A cold snap in California and Mexico is expected to push the prices up on fruits and veggies as the unseasonable conditions take a toll on the quality and quantity of the produce being harvested by farmers.

Temperatures have dipped below the freezing mark over the past couple of weeks damaging many crops.

Leafy greens, spinach, zucchini, cucumbers and broccoli are among the items that are now in short supply.

"It is a little bit frustrating. Some days I’ll come in and there's a whole abundant of different fruits and vegetables and other days I come in and it's a bit scarce and that seems to last for a while," said consumer Gibran Shah.

There could also be an increase in the price of some citrus fruits as freezing temperatures put harvests in jeopardy.

According to some estimates, one-quarter of the region's orange varieties have already been affected.

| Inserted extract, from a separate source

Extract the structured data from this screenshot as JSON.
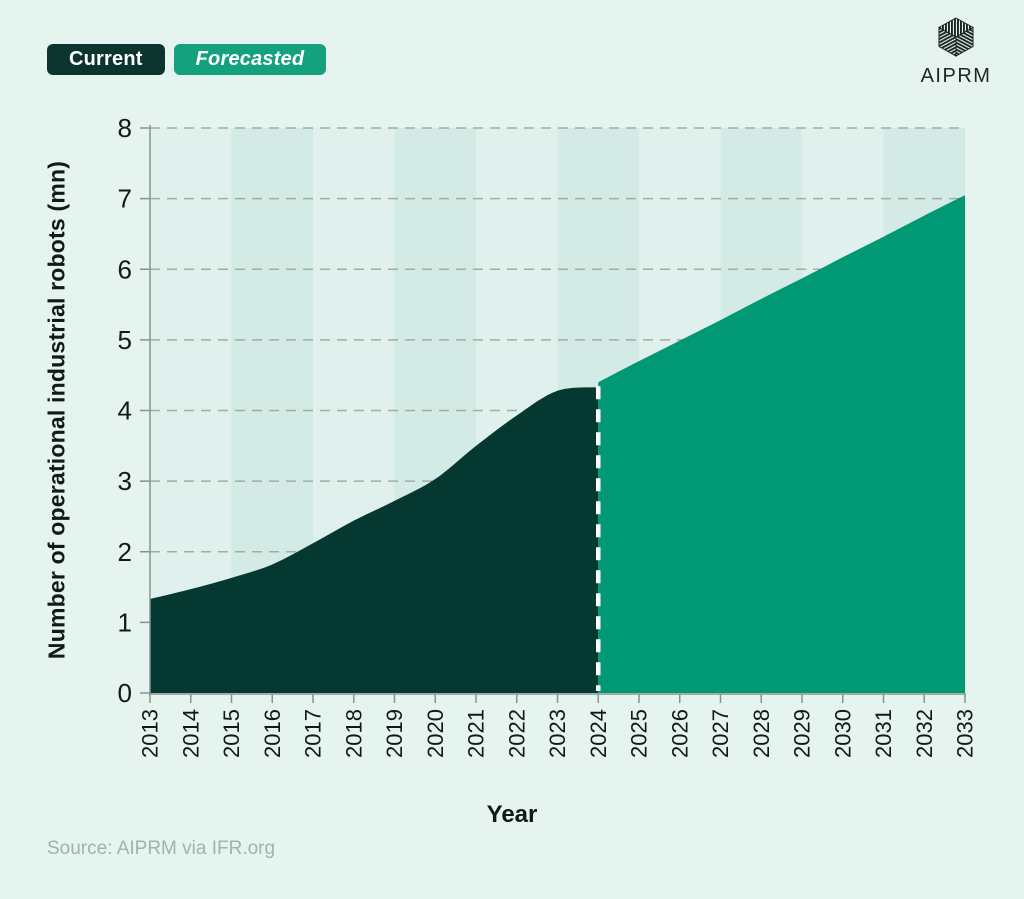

Local grocery retailers are also frustrated by the lack of supply.

Kevin Burbank is the produce manager at spud.ca, a home delivery service,  and he says this is the worst shortage he has seen in the last 10 years.

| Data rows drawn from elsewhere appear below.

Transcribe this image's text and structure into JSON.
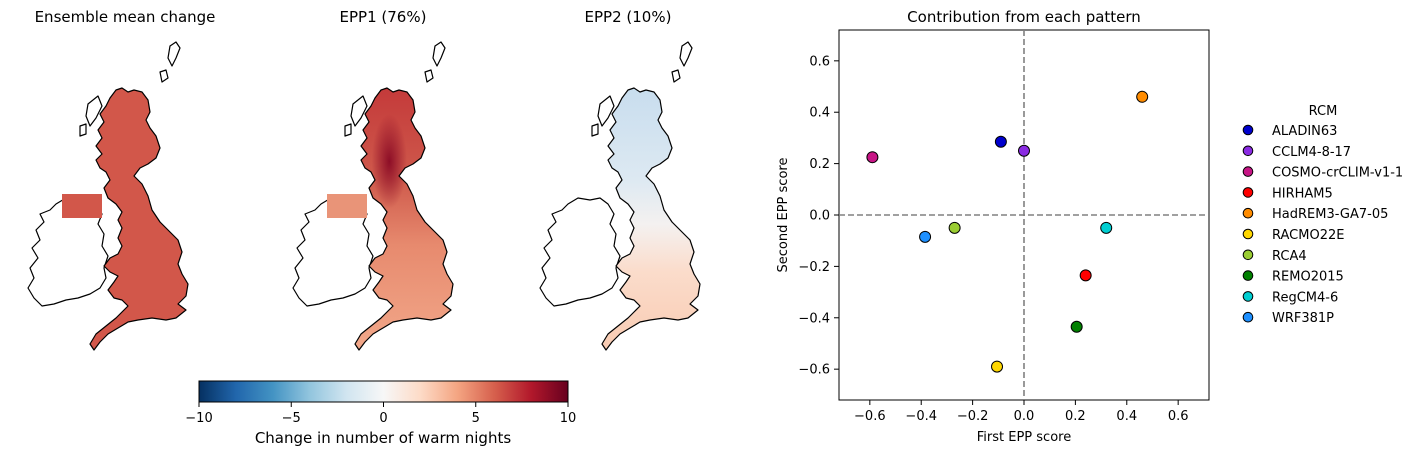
{
  "maps": [
    {
      "title": "Ensemble mean change",
      "style": "mean"
    },
    {
      "title": "EPP1 (76%)",
      "style": "epp1"
    },
    {
      "title": "EPP2 (10%)",
      "style": "epp2"
    }
  ],
  "colorbar": {
    "label": "Change in number of warm nights",
    "min": -10,
    "max": 10,
    "ticks": [
      -10,
      -5,
      0,
      5,
      10
    ],
    "tick_labels": [
      "−10",
      "−5",
      "0",
      "5",
      "10"
    ],
    "colormap": "RdBu_r"
  },
  "chart_data": {
    "type": "scatter",
    "title": "Contribution from each pattern",
    "xlabel": "First EPP score",
    "ylabel": "Second EPP score",
    "xlim": [
      -0.72,
      0.72
    ],
    "ylim": [
      -0.72,
      0.72
    ],
    "xticks": [
      -0.6,
      -0.4,
      -0.2,
      0.0,
      0.2,
      0.4,
      0.6
    ],
    "yticks": [
      -0.6,
      -0.4,
      -0.2,
      0.0,
      0.2,
      0.4,
      0.6
    ],
    "xtick_labels": [
      "−0.6",
      "−0.4",
      "−0.2",
      "0.0",
      "0.2",
      "0.4",
      "0.6"
    ],
    "ytick_labels": [
      "−0.6",
      "−0.4",
      "−0.2",
      "0.0",
      "0.2",
      "0.4",
      "0.6"
    ],
    "reference_lines": {
      "x": 0,
      "y": 0,
      "style": "dashed",
      "color": "#808080"
    },
    "legend_title": "RCM",
    "legend_position": "right",
    "series": [
      {
        "name": "ALADIN63",
        "color": "#0000cd",
        "x": -0.09,
        "y": 0.285
      },
      {
        "name": "CCLM4-8-17",
        "color": "#8a2be2",
        "x": 0.0,
        "y": 0.25
      },
      {
        "name": "COSMO-crCLIM-v1-1",
        "color": "#c71585",
        "x": -0.59,
        "y": 0.225
      },
      {
        "name": "HIRHAM5",
        "color": "#ff0000",
        "x": 0.24,
        "y": -0.235
      },
      {
        "name": "HadREM3-GA7-05",
        "color": "#ff8c00",
        "x": 0.46,
        "y": 0.46
      },
      {
        "name": "RACMO22E",
        "color": "#ffd700",
        "x": -0.105,
        "y": -0.59
      },
      {
        "name": "RCA4",
        "color": "#9acd32",
        "x": -0.27,
        "y": -0.05
      },
      {
        "name": "REMO2015",
        "color": "#008000",
        "x": 0.205,
        "y": -0.435
      },
      {
        "name": "RegCM4-6",
        "color": "#00ced1",
        "x": 0.32,
        "y": -0.05
      },
      {
        "name": "WRF381P",
        "color": "#1e90ff",
        "x": -0.385,
        "y": -0.085
      }
    ]
  }
}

"Broccoli has literally doubled or tripled in price in the last month so we're trying to absorb some of that but it depends how long this goes for before our prices really have to go up to accommodate this," said Burbank.

Forecasters are predicting a warm up for the southern states and Mexico and produce experts say some crops will likely recover but others will have to be replanted which will delay delivery to stores for several weeks.

In January 2007, California experienced a severe cold spell with temperatures in some regions dropping below freezing for four consecutive nights. That resulted in roughly US$77 million in losses to the Imperial Valley alone, according to reports. Across California, losses reached $1.32 billion.

The Canadian Produce Marketing Association said it expects a much less severe impact this time around, and said price increases are likely to be short lived.